According to the Royal Navy's statement, the Russian vessels appeared to have been sailing towards the Baltic Sea, after returning from combat in Syria.

HMS Westminster's intercept follows a Christmas Day mission by frigate HMS St Albans spent her Christmas at sea escorting another Russian warship, the Admiral Gorshkov and an escort of a Russian intelligence-gathering ship by the HMS Tyne a day earlier. Simultaneously with HMS Tyne, British forces also scrambled a Wildcat helicopter from Yeovilton, to keep an eye on two more Russian vessels transiting waters of interest to the U.K.

London and Moscow's relationship deteriorated in 2014, as Russia's annexation of Crimea triggered outrage in the West. Over the past year top military and defense officials on both sides traded barbs over the prowess of the other's aircraft carrier capabilities. The tense political relationship between the two countries has colored the perception of military maneuvers.

"I will not hesitate in defending our waters or tolerate any form of aggression," U.K. Defence Secretary Gavin Williamson vowed, in the wake of the recent uptick in the number of Russian navy vessels appearing near the U.K. "Britain will never be intimidated when it comes to protecting our country, our people, and our national interests."

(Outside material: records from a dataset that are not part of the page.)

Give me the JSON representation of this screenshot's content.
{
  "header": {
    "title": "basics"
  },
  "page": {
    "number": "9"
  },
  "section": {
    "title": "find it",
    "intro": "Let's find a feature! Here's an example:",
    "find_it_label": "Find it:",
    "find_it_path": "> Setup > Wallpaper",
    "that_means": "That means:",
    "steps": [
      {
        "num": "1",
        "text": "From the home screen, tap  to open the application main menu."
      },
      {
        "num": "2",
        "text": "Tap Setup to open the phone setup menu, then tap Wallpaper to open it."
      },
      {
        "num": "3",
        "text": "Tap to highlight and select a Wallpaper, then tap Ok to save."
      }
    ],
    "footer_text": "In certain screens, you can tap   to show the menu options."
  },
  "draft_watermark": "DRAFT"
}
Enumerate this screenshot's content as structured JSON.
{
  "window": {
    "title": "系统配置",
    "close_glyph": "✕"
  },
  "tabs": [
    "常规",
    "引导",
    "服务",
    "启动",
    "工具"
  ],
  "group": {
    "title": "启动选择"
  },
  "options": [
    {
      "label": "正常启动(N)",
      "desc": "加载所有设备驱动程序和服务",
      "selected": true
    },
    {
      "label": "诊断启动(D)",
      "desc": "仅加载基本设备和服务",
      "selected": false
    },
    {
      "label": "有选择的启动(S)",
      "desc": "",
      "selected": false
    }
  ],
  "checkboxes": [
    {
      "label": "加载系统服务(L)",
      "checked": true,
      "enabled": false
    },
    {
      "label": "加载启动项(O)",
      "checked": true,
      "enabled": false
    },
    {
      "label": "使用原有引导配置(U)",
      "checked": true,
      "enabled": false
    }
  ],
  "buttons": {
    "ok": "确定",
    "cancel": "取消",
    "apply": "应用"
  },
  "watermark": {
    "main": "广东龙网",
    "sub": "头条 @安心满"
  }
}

Following a declaration of accomplishing its mission in Syria, the Russian military has pledged a drawdown of forces in the Middle East. Albeit, the extent of the pullback is unclear and Moscow has said that the Syrian airfield that it acquired after the start of its 2015 intervention and the port that served as a base of operations for its ships will remain under its control.

The Russian port in Syria appears to be a long-term investment for the Kremlin, asking Russian lawmakers to ratify a deal last month that could see their forces upgrade the premises and remain there for almost 50 more years.